Cagayan de Oro City Mayor Constantino ‘Tinnex’ Jaraula together with local tourism officials recently inspected Monigue Cave – an underground cave that stretches from barangays Mambuaya, Bayanga and Dansolihon which contains beautiful sparkling formations of stalactites and stalagmites.
Mayor Jaraula stressed the importance of the development of Monigue Cave as a major tourist destination in the city. Interestingly, the cave is also near the proposed bioethanol plant of Alsons.
Located at Barangay Mambuaya, the cave entrance is flowing water from an underground stream. The cave has a small opening that seems too narrow to be passable, it has a six (6) inches airspace between ceiling and water that you have to submerge yourselves one by one, equipped with a helmet and a waterproof cap lamp. The cave contains a beautiful sparkling formations which are called calcites. These stalactites and stalagmites, white and brown, are sign of oxidized materials that take 50-60 years to form an inch. There are formations of flowstones, gurpool-resembling rice terraces, transparent crystals and picturesque speleothems, such as cathedral drapes and icons.

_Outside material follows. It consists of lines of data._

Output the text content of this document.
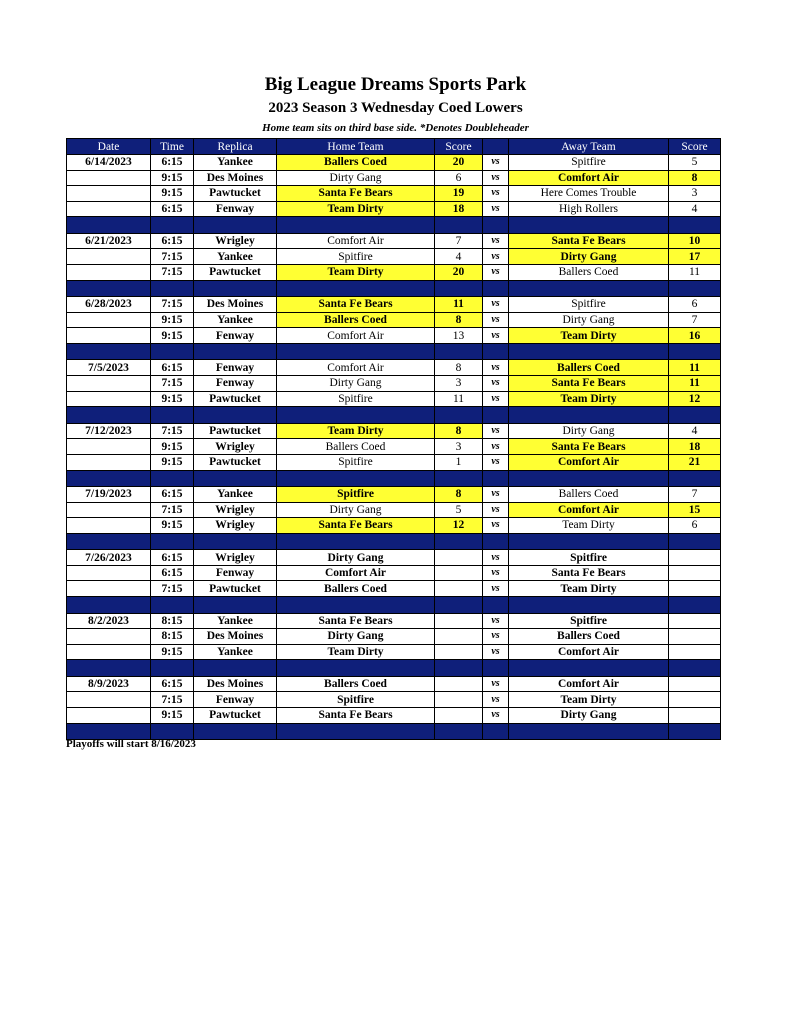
Big League Dreams Sports Park
2023 Season 3 Wednesday Coed Lowers
Home team sits on third base side. *Denotes Doubleheader
Date	Time	Replica	Home Team	Score		Away Team	Score
6/14/2023	6:15	Yankee	Ballers Coed	20	vs	Spitfire	5
	9:15	Des Moines	Dirty Gang	6	vs	Comfort Air	8
	9:15	Pawtucket	Santa Fe Bears	19	vs	Here Comes Trouble	3
	6:15	Fenway	Team Dirty	18	vs	High Rollers	4

6/21/2023	6:15	Wrigley	Comfort Air	7	vs	Santa Fe Bears	10
	7:15	Yankee	Spitfire	4	vs	Dirty Gang	17
	7:15	Pawtucket	Team Dirty	20	vs	Ballers Coed	11

6/28/2023	7:15	Des Moines	Santa Fe Bears	11	vs	Spitfire	6
	9:15	Yankee	Ballers Coed	8	vs	Dirty Gang	7
	9:15	Fenway	Comfort Air	13	vs	Team Dirty	16

7/5/2023	6:15	Fenway	Comfort Air	8	vs	Ballers Coed	11
	7:15	Fenway	Dirty Gang	3	vs	Santa Fe Bears	11
	9:15	Pawtucket	Spitfire	11	vs	Team Dirty	12

7/12/2023	7:15	Pawtucket	Team Dirty	8	vs	Dirty Gang	4
	9:15	Wrigley	Ballers Coed	3	vs	Santa Fe Bears	18
	9:15	Pawtucket	Spitfire	1	vs	Comfort Air	21

7/19/2023	6:15	Yankee	Spitfire	8	vs	Ballers Coed	7
	7:15	Wrigley	Dirty Gang	5	vs	Comfort Air	15
	9:15	Wrigley	Santa Fe Bears	12	vs	Team Dirty	6

7/26/2023	6:15	Wrigley	Dirty Gang		vs	Spitfire	
	6:15	Fenway	Comfort Air		vs	Santa Fe Bears	
	7:15	Pawtucket	Ballers Coed		vs	Team Dirty	

8/2/2023	8:15	Yankee	Santa Fe Bears		vs	Spitfire	
	8:15	Des Moines	Dirty Gang		vs	Ballers Coed	
	9:15	Yankee	Team Dirty		vs	Comfort Air	

8/9/2023	6:15	Des Moines	Ballers Coed		vs	Comfort Air	
	7:15	Fenway	Spitfire		vs	Team Dirty	
	9:15	Pawtucket	Santa Fe Bears		vs	Dirty Gang	

Playoffs will start 8/16/2023
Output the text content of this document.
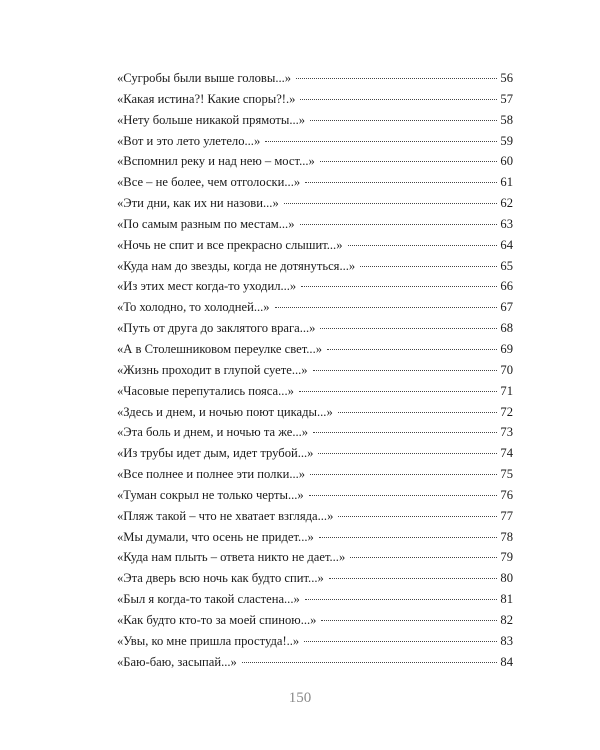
«Сугробы были выше головы...»	56
«Какая истина?! Какие споры?!.»	57
«Нету больше никакой прямоты...»	58
«Вот и это лето улетело...»	59
«Вспомнил реку и над нею – мост...»	60
«Все – не более, чем отголоски...»	61
«Эти дни, как их ни назови...»	62
«По самым разным по местам...»	63
«Ночь не спит и все прекрасно слышит...»	64
«Куда нам до звезды, когда не дотянуться...»	65
«Из этих мест когда-то уходил...»	66
«То холодно, то холодней...»	67
«Путь от друга до заклятого врага...»	68
«А в Столешниковом переулке свет...»	69
«Жизнь проходит в глупой суете...»	70
«Часовые перепутались пояса...»	71
«Здесь и днем, и ночью поют цикады...»	72
«Эта боль и днем, и ночью та же...»	73
«Из трубы идет дым, идет трубой...»	74
«Все полнее и полнее эти полки...»	75
«Туман сокрыл не только черты...»	76
«Пляж такой – что не хватает взгляда...»	77
«Мы думали, что осень не придет...»	78
«Куда нам плыть – ответа никто не дает...»	79
«Эта дверь всю ночь как будто спит...»	80
«Был я когда-то такой сластена...»	81
«Как будто кто-то за моей спиною...»	82
«Увы, ко мне пришла простуда!..»	83
«Баю-баю, засыпай...»	84
150
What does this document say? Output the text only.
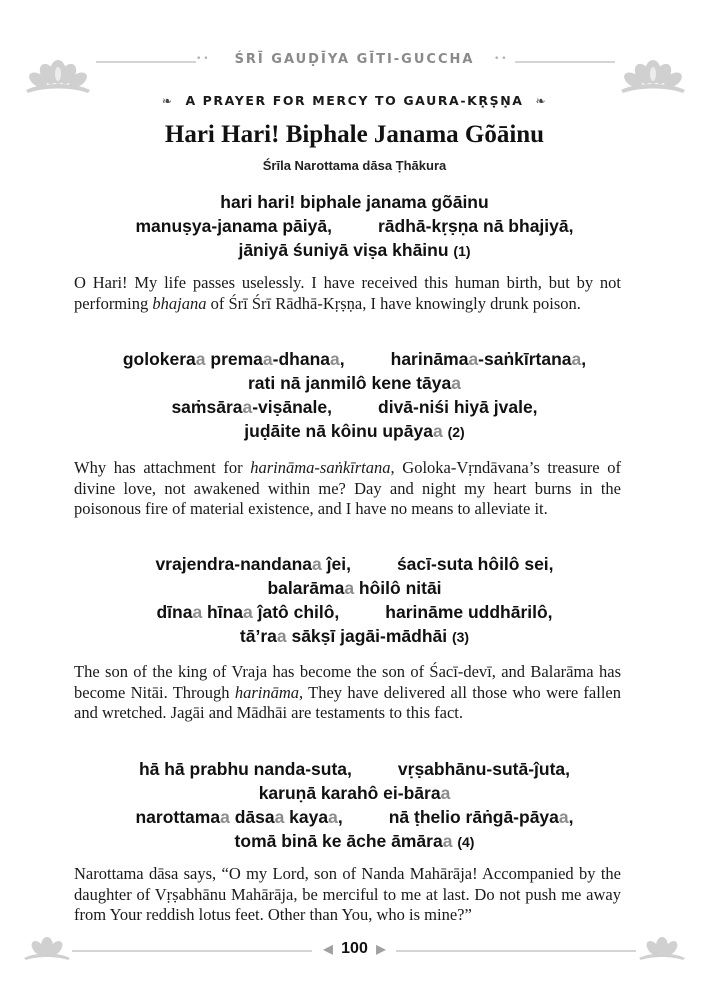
••	ŚRĪ GAUḌĪYA GĪTI-GUCCHA	••
❧ A PRAYER FOR MERCY TO GAURA-KṚṢṆA ❧
Hari Hari! Biphale Janama Gõāinu
Śrīla Narottama dāsa Ṭhākura
hari hari! biphale janama gõāinu
manuṣya-janama pāiyā,	rādhā-kṛṣṇa nā bhajiyā,
jāniyā śuniyā viṣa khāinu (1)
O Hari! My life passes uselessly. I have received this human birth, but by not performing bhajana of Śrī Śrī Rādhā-Kṛṣṇa, I have knowingly drunk poison.
golokeraa premaa-dhanaa,	harināmaa-saṅkīrtanaa,
rati nā janmilô kene tāyaa
saṁsāraa-viṣānale,	divā-niśi hiyā jvale,
juḍāite nā kôinu upāyaa (2)
Why has attachment for harināma-saṅkīrtana, Goloka-Vṛndāvana’s treasure of divine love, not awakened within me? Day and night my heart burns in the poisonous fire of material existence, and I have no means to alleviate it.
vrajendra-nandanaa ĵei,	śacī-suta hôilô sei,
balarāmaa hôilô nitāi
dīnaa hīnaa ĵatô chilô,	harināme uddhārilô,
tā’raa sākṣī jagāi-mādhāi (3)
The son of the king of Vraja has become the son of Śacī-devī, and Balarāma has become Nitāi. Through harināma, They have delivered all those who were fallen and wretched. Jagāi and Mādhāi are testaments to this fact.
hā hā prabhu nanda-suta,	vṛṣabhānu-sutā-ĵuta,
karuṇā karahô ei-bāraa
narottamaa dāsaa kayaa,	nā ṭhelio rāṅgā-pāyaa,
tomā binā ke āche āmāraa (4)
Narottama dāsa says, “O my Lord, son of Nanda Mahārāja! Accompanied by the daughter of Vṛṣabhānu Mahārāja, be merciful to me at last. Do not push me away from Your reddish lotus feet. Other than You, who is mine?”
◀ 100 ▶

Monigue Cave is one of three (3) historical sites recommended last year by the Historical Site Development Committee (HSDC) for future development. Others are Macahambus Cave which is currently being renovated and Calavera Cave at Upper Macasandig.
Last year, Jose Gonzaga, chair of the HSDC disclosed that the committee planned to coordinate with Ayala Lands Inc., developer of Alegria Hills in the highlands of Indahag and Macasandig to include as part of their area development, the establishment of a view deck on a hill across the Calavera Cave.
The view deck at the Calavera Park will give a vantage view of the city’s urban landscape, Macajalar Bay, Laguindingan Airport, Camiguin Island and Balingasag. I don’t know the status of this proposal though.